We continue to pray that God would now tear down those barriers that exist between our neighbours and Him. Please continue to pray for Pearl and for Marg, her husband, Dave and their older son, Steve, who lives with them. I had hoped to finish off some work in Pearl’s garden last week but due to the weather conditions that’s not yet been possible. When I get that opportunity, Annie would like to invite Pearl over again and find a way of sharing a few stories about pearls in the bible.

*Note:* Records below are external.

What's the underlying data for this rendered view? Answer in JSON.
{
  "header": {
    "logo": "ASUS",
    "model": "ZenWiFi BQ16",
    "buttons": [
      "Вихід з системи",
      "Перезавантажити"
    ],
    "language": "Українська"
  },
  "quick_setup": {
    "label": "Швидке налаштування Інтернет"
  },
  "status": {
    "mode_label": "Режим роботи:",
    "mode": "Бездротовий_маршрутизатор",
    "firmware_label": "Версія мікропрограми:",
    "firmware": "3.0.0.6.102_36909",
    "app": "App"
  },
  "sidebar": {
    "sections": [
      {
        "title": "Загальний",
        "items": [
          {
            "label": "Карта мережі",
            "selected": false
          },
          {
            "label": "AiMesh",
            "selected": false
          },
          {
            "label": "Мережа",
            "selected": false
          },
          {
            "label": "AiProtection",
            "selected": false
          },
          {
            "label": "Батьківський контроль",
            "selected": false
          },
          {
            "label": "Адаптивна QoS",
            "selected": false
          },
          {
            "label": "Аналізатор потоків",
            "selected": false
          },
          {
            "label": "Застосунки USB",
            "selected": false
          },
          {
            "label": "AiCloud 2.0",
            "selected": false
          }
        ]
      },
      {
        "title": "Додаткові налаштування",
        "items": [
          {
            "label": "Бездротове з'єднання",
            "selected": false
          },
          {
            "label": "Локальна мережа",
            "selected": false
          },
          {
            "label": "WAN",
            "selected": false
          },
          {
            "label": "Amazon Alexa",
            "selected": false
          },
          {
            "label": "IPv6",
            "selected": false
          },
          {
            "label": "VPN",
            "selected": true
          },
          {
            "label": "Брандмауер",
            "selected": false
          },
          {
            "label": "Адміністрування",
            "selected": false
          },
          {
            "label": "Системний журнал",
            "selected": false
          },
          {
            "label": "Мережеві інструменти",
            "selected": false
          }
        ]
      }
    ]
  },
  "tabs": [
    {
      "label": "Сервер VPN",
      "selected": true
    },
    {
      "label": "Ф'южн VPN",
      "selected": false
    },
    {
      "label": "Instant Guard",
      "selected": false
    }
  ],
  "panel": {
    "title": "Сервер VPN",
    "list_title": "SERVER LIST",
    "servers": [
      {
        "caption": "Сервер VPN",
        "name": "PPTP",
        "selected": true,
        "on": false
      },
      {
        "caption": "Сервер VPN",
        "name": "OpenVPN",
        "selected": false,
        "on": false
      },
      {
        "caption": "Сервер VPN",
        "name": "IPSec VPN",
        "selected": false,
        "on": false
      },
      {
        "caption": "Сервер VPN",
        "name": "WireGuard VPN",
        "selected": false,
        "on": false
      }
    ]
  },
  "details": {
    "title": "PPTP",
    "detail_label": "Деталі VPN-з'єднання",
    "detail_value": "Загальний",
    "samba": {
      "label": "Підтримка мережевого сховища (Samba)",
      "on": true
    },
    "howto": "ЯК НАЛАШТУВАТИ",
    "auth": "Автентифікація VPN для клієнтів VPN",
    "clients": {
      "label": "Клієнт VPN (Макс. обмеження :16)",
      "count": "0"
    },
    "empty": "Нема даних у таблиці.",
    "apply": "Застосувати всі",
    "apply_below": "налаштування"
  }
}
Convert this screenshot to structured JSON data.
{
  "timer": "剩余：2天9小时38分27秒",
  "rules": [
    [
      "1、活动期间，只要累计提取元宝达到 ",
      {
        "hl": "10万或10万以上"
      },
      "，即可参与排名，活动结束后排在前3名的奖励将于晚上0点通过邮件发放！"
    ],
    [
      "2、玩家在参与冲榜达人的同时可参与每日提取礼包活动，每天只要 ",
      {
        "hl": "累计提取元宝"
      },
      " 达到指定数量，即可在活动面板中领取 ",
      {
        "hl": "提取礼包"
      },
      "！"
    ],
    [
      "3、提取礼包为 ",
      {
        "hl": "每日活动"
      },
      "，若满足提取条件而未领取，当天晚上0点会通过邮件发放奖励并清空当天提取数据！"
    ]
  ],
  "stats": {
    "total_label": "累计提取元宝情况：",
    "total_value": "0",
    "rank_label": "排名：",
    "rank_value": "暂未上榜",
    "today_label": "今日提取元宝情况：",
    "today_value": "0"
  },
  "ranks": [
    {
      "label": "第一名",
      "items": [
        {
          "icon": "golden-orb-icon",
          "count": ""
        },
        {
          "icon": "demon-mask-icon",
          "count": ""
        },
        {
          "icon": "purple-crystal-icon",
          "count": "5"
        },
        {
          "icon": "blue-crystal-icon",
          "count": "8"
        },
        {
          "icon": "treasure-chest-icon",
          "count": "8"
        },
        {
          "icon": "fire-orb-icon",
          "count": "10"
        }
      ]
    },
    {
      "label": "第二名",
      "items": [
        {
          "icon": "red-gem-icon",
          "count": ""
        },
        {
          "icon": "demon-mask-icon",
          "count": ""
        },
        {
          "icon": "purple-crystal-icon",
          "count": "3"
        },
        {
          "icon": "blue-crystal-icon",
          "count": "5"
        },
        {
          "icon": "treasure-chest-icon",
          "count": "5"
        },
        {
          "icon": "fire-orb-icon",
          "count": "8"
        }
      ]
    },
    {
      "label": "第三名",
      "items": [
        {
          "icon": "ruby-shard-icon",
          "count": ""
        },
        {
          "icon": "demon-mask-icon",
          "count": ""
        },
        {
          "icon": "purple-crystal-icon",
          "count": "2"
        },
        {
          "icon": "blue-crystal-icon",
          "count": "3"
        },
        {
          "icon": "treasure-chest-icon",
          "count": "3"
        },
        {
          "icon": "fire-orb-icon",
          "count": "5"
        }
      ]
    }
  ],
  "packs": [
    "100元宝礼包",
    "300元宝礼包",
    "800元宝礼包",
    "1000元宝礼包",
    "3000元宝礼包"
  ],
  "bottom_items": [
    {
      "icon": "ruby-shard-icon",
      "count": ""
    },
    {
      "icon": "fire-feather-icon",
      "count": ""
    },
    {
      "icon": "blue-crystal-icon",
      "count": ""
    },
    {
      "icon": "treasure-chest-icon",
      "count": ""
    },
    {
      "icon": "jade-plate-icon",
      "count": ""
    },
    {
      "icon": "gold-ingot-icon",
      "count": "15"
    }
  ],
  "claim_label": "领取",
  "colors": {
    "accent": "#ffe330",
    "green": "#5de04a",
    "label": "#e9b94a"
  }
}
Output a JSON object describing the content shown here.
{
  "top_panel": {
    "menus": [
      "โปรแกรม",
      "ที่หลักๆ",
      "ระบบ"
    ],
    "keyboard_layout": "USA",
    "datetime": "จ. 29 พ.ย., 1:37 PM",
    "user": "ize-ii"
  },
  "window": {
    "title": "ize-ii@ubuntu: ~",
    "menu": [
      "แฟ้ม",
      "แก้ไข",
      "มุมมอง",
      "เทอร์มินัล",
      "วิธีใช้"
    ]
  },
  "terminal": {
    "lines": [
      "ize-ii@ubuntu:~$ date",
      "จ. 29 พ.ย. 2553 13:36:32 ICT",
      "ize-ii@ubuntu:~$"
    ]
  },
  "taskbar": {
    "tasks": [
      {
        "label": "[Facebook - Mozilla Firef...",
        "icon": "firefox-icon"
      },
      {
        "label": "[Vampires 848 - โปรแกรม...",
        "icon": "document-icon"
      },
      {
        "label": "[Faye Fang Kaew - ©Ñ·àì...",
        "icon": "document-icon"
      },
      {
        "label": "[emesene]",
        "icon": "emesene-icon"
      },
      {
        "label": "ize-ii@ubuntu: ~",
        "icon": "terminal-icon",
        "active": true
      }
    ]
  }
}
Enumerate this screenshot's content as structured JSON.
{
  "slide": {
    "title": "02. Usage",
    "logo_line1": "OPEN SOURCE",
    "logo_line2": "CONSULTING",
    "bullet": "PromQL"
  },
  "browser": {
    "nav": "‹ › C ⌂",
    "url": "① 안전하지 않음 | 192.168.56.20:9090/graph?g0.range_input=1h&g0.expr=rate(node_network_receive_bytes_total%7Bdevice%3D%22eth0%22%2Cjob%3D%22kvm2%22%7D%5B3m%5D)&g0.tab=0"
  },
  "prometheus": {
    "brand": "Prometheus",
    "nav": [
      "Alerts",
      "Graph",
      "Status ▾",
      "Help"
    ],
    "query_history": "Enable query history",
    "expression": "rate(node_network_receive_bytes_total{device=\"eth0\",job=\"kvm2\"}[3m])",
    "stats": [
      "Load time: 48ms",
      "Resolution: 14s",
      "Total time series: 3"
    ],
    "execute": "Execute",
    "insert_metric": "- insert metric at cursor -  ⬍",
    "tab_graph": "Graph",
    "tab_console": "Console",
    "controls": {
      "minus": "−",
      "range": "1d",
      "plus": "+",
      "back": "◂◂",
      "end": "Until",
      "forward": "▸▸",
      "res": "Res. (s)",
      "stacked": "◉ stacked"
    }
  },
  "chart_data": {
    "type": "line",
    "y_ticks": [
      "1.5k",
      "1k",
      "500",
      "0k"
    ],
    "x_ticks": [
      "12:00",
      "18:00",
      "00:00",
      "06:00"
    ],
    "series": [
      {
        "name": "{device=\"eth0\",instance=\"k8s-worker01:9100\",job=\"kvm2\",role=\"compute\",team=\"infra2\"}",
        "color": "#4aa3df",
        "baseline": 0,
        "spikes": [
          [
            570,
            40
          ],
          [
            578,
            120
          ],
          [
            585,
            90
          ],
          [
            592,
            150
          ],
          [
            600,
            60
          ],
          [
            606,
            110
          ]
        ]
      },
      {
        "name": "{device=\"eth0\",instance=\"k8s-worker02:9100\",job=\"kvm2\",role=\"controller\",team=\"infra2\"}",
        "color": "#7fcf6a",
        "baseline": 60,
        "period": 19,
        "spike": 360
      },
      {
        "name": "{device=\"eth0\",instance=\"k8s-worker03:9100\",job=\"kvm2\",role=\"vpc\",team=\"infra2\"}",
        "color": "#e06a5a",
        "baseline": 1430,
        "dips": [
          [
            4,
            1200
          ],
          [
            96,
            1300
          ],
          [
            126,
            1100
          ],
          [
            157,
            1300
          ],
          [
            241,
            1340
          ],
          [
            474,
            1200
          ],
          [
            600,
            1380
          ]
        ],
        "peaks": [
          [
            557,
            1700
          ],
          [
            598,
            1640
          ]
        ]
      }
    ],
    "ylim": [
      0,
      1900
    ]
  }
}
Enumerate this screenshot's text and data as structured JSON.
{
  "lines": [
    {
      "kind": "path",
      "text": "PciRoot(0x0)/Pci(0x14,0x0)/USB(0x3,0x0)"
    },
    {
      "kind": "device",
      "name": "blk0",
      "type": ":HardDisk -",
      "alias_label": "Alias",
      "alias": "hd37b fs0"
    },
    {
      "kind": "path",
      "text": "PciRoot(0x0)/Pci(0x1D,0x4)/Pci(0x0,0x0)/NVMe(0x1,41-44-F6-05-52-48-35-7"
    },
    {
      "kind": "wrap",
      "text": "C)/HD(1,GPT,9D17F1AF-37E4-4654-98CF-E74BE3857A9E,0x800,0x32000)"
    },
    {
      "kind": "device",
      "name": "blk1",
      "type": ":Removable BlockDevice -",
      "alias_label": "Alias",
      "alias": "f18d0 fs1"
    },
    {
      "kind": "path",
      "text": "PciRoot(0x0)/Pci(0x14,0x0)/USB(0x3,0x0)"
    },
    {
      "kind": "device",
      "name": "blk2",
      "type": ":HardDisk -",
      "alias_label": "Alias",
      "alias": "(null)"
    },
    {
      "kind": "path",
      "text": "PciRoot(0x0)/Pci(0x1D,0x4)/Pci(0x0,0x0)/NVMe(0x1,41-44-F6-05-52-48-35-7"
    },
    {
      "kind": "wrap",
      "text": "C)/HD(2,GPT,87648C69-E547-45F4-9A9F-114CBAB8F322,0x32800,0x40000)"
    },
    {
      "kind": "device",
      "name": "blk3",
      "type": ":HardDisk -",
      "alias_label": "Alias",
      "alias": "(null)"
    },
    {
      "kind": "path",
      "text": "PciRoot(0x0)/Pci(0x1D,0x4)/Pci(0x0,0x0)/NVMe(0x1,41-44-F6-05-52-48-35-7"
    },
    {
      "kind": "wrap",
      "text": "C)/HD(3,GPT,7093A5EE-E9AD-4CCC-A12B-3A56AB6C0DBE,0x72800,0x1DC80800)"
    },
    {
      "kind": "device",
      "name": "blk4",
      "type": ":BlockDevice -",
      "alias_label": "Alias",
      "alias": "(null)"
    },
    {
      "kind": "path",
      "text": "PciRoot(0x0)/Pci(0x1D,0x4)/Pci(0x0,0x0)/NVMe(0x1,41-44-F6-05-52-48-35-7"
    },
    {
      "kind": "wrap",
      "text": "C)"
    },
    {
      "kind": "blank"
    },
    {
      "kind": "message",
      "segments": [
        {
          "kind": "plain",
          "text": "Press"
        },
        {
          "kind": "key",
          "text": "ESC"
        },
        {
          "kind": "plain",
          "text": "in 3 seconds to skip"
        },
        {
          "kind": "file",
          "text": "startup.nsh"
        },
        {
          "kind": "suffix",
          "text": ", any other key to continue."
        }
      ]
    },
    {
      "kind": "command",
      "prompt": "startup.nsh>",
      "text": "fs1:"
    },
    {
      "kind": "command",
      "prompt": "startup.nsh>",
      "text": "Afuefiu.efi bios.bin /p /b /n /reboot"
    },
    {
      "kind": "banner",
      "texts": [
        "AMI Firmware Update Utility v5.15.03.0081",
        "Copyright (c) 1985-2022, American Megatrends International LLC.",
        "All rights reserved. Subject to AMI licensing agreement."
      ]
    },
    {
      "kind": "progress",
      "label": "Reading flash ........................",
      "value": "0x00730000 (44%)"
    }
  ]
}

On Monday, our time with Philippa once again came to an end. We enjoyed a routine lunch (with copious amounts of a certain branded soft blue cheese which is presently Annie’s new craving!) together and then thanked the Lord for sending Phil to us at just the right time. Annie has always dreaded the departure of good friends and that is especially true at times like these. Phil plans to be back in Worcester in August but that feels like a lifetime away. As I expected, Tuesday was emotionally a bit wobbly for Annie but with the blessing of Skype, a fountain pen full of ink, an appetite the size of North America and more energy than she has had in months, God has once again provided Annie and I with much to rejoice over as we serve Him. Yesterday evening, for the first time in many months, Annie was able to join in our mid-week home group which met at our home. And this evening we welcomed, Jakob – another Czech farm worker whom I met on Sunday evening at the Q&A event – into our home to watch the Czech v Portugal european quarter final soccer match!
Suddenly life seems to be back to some normality for now.
Thank you Lord for the normal stuff in life which often passes us by without remark or rejoicing.